One tech website, Extreme Tech, has an interesting take on the opposition to controlled digital lending: “Ultimately, what the Authors Guild is demonstrating is its fundamental hostility to the idea of a library itself.”

Via The San Antonio Express-News, Laura Cole, director of the digital-focused BiblioTech library in Bexar County, offers her take on the library e-book market. "The bottom line of this fledgling industry is that it is still searching to find its harmonious balance between affordability for the library and suitable profit margin for those providing the content: authors, publishers, and content aggregators."

And from Wired, a short piece on an artist who has collected images of the hands of data entry workers who flipped the pages for Google's book scanning machines.

Two stories in the news this week remind us of how tough it can be for libraries to recover from budget cuts.

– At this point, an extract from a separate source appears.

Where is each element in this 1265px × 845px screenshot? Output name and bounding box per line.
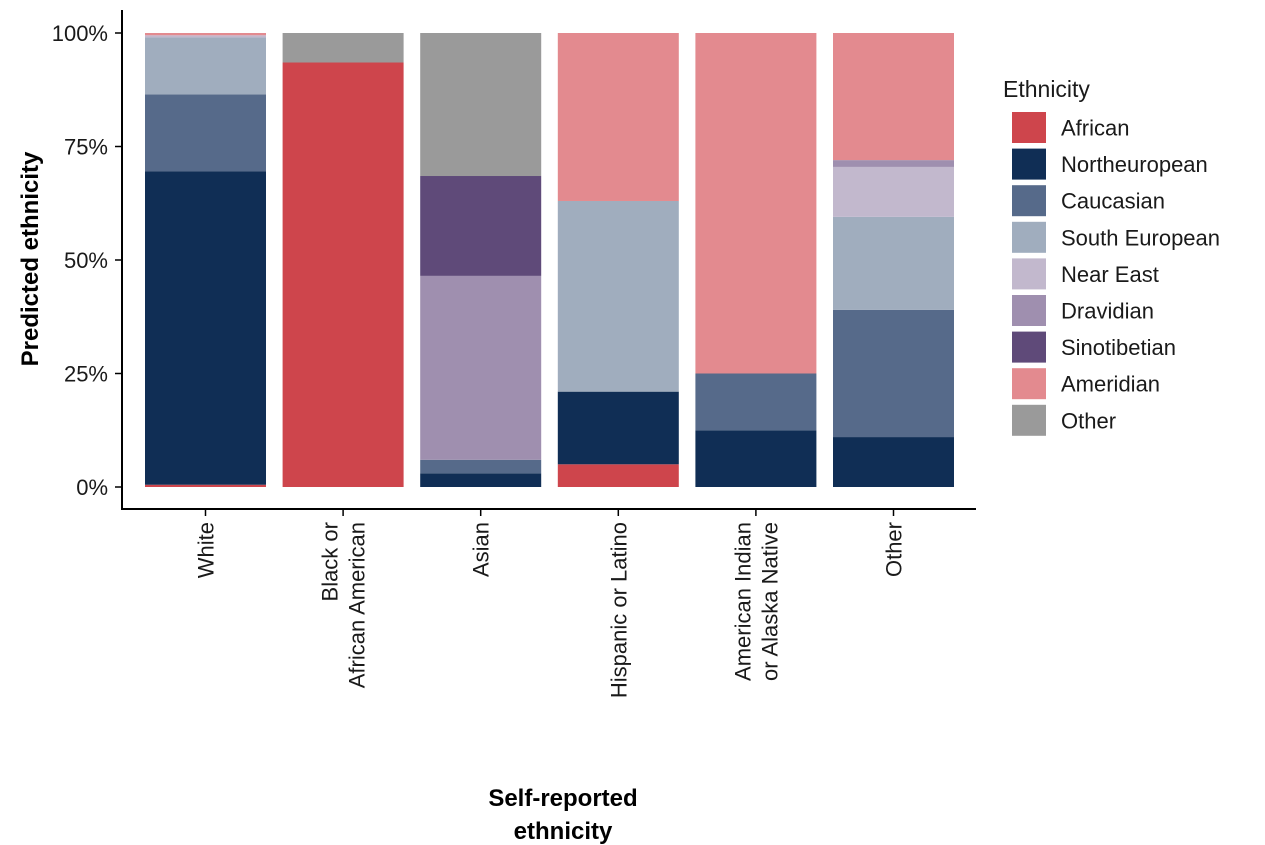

Via the Associated Press, a report that Mississippi public libraries are still feeling the sting of state budget cuts that happened years ago.

And Penn Live reports that state library funding in Pennsylvania is set to remain flat for a fifth straight year under Governor Tom Wolf’s proposed 2019 budget, at $54.5 million—but that's some 30% off of the the more than $75 million in state funding libraries received two decades go.

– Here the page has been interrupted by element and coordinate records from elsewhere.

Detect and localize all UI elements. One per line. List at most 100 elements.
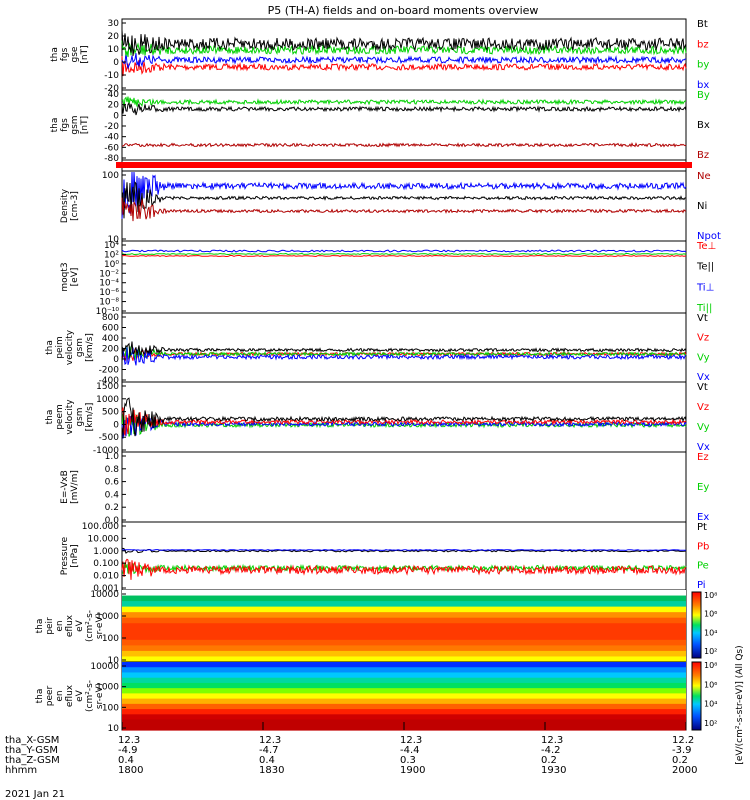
peer-spectrogram-band [122, 667, 686, 674]
tick-label: 0.4 [105, 490, 120, 500]
panel-ylabel: tha [45, 340, 55, 355]
panel-ylabel: [mV/m] [70, 470, 80, 504]
tick-label: 0.0 [105, 516, 120, 526]
tick-label: 20 [108, 32, 120, 42]
panel-ylabel: [km/s] [85, 403, 95, 432]
tick-label: 0 [113, 355, 119, 365]
tick-label: -20 [104, 122, 119, 132]
tick-label: 40 [108, 90, 120, 100]
panel-ylabel: eflux [65, 614, 75, 637]
tick-label: 10 [108, 235, 120, 245]
peir-spectrogram-band [122, 595, 686, 602]
tick-label: 0.2 [105, 503, 119, 513]
panel-frame [121, 312, 687, 383]
legend-vx: Vx [697, 442, 710, 453]
series-vz [121, 407, 687, 436]
tick-label: 1000 [96, 683, 119, 693]
series-ti [121, 249, 687, 253]
tick-label: 0.001 [93, 584, 119, 594]
tick-label: 10000 [90, 662, 119, 672]
tick-label: 1.000 [93, 547, 119, 557]
peer-spectrogram-band [122, 672, 686, 679]
legend-ti||: Ti|| [696, 303, 712, 314]
footer-value: 12.2 [672, 735, 694, 746]
panel-frame [121, 240, 687, 314]
panel-ylabel: tha [50, 47, 60, 62]
panel-ylabel: peem [55, 404, 65, 430]
peir-spectrogram-band [122, 623, 686, 630]
panel-ylabel: en [55, 690, 65, 701]
tick-label: 10⁻⁴ [99, 279, 119, 289]
legend-vz: Vz [697, 402, 709, 413]
flag-bar [116, 162, 692, 168]
series-bx [121, 52, 687, 70]
tick-label: 100 [102, 634, 119, 644]
colorbar-tick: 10⁴ [704, 628, 717, 637]
panel-ylabel: [cm-3] [70, 191, 80, 221]
tick-label: 400 [102, 334, 119, 344]
legend-vz: Vz [697, 333, 709, 344]
colorbar-2 [691, 661, 702, 731]
colorbars: 10⁸ 10⁶ 10⁴ 10² 10⁸ 10⁶ 10⁴ 10² [eV/(cm²-s-str-e… [691, 591, 745, 765]
footer-value: 1900 [400, 765, 425, 776]
series-npot [121, 171, 687, 219]
tick-label: -1000 [93, 446, 119, 456]
panel-ylabel: tha [35, 689, 45, 704]
legend-vt: Vt [697, 313, 708, 324]
tick-label: -400 [99, 376, 120, 386]
series-vt [121, 397, 687, 437]
tick-label: 10⁻² [99, 269, 119, 279]
panel-ylabel: tha [45, 410, 55, 425]
legend-vt: Vt [697, 382, 708, 393]
tick-label: 1500 [96, 382, 119, 392]
series-bx [121, 102, 687, 116]
colorbar-tick: 10⁸ [704, 661, 717, 670]
tick-label: 0.100 [93, 559, 119, 569]
series-ni [121, 181, 687, 219]
peer-spectrogram-band [122, 682, 686, 689]
panel-ylabel: fgs [60, 118, 70, 132]
colorbar-tick: 10² [704, 719, 717, 728]
legend-te||: Te|| [696, 262, 714, 273]
tick-label: 10⁰ [104, 260, 119, 270]
legend-ti⊥: Ti⊥ [696, 282, 714, 293]
panel-ylabel: gsm [75, 407, 85, 426]
footer-value: 1930 [541, 765, 566, 776]
footer-value: -4.2 [541, 745, 561, 756]
panel-ylabel: eV [75, 689, 85, 702]
peir-spectrogram-band [122, 601, 686, 608]
panel-ylabel: [nT] [80, 45, 90, 63]
panel-7: 1500 1000 500 0 -500 -1000 tha peem velocity gsm[… [45, 381, 710, 456]
panel-ylabel: eV [75, 619, 85, 632]
panel-ylabel: tha [35, 619, 45, 634]
panel-1: 30 20 10 0 -10 -20 tha fgs gse [nT] Bt bz by bx [50, 18, 709, 94]
panel-ylabel: velocity [65, 329, 75, 365]
tick-label: 100 [102, 703, 119, 713]
tick-label: 10 [108, 656, 120, 666]
footer-value: -4.9 [118, 745, 138, 756]
panel-ylabel: Density [60, 188, 70, 223]
tick-label: 0.010 [93, 572, 119, 582]
date-label: 2021 Jan 21 [5, 789, 65, 800]
legend-pi: Pi [697, 580, 706, 591]
series-vt [121, 341, 687, 362]
panel-ylabel: (cm²-s- [85, 680, 95, 712]
panel-ylabel: gsm [70, 115, 80, 134]
colorbar-tick: 10² [704, 647, 717, 656]
tick-label: 20 [108, 101, 120, 111]
series-bz [121, 55, 687, 77]
peir-spectrogram-band [122, 645, 686, 652]
peir-spectrogram-band [122, 628, 686, 635]
series-bt [121, 30, 687, 56]
footer-value: 12.3 [400, 735, 422, 746]
series-by [121, 96, 687, 108]
panel-ylabel: peer [45, 685, 55, 706]
tick-label: -60 [104, 143, 119, 153]
tick-label: -80 [104, 154, 119, 164]
panel-ylabel: [nPa] [70, 544, 80, 567]
panel-frame [121, 521, 687, 591]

The annual Windham-Campbell Prizes will announce the 2019 recipients on Wednesday, March 13 at a live event in London to be hosted by Damian Barr, host of the Literary Salon, and author of Maggie & Me and the forthcoming You Will Be Safe Here. The prize, established in 2013, is one of the literary world's richest, awarding $165,000 each to eight writers in four categories: fiction, nonfiction, poetry, and drama. Based at Yale's Beinecke Rare Book & Manuscript Library, the awards were established to “call attention to literary achievement and provide writers with the opportunity to focus on their work independent of financial concerns.” Visit the Windham-Campbell website for more information, or to watch a live stream of the event.

From American Libraries, another ALA Midwinter Meeting wrap-up.

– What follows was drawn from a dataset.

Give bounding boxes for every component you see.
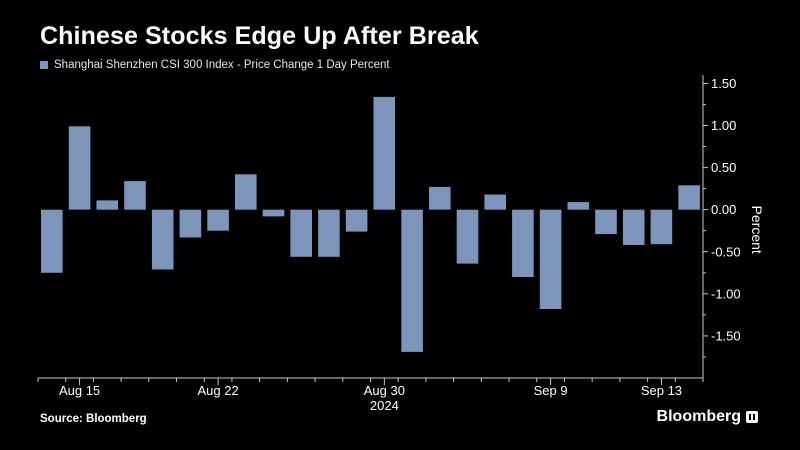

Interesting piece in The New York Times on how a mayor’s effort to play down Henry Ford’s anti-Semitism backfired.

And, from The New Yorker, Eric Alterman’s thought-provoking look at “the decline of historical thinking”

Nature reports that German researchers have been left without access to new papers as libraries and the major publishers, like Elsevier, have failed to agree on new subscription deals.

Via Gary Price at InfoDocket, pioneering institutional repository arXiv has posted comments on its blog regarding the compliance requirements of the controversial Plan S open access proposal in Europe. "We wholeheartedly support a vision of a scholarly publishing system that provides immediate, free, and largely unrestricted use and re-use of scholarly publications."

Also from The New York Times, a look at the New York Public Library for the Performing Arts dance collection, "the largest, most eclectic, and most enterprising collection of dance materials anywhere."

From the Pittsburgh Post-Gazette, a look at Dish!, a monthly cookbook club that focuses more on the book than the food—although a staff member does make one or two dishes from the selected book.

The Library of Congress announced this week that it has received a $540,000 grant from The Andrew W. Mellon Foundation to evaluate the state of physical book collections in American research libraries, and to "guide their archive retention and preservation decisions."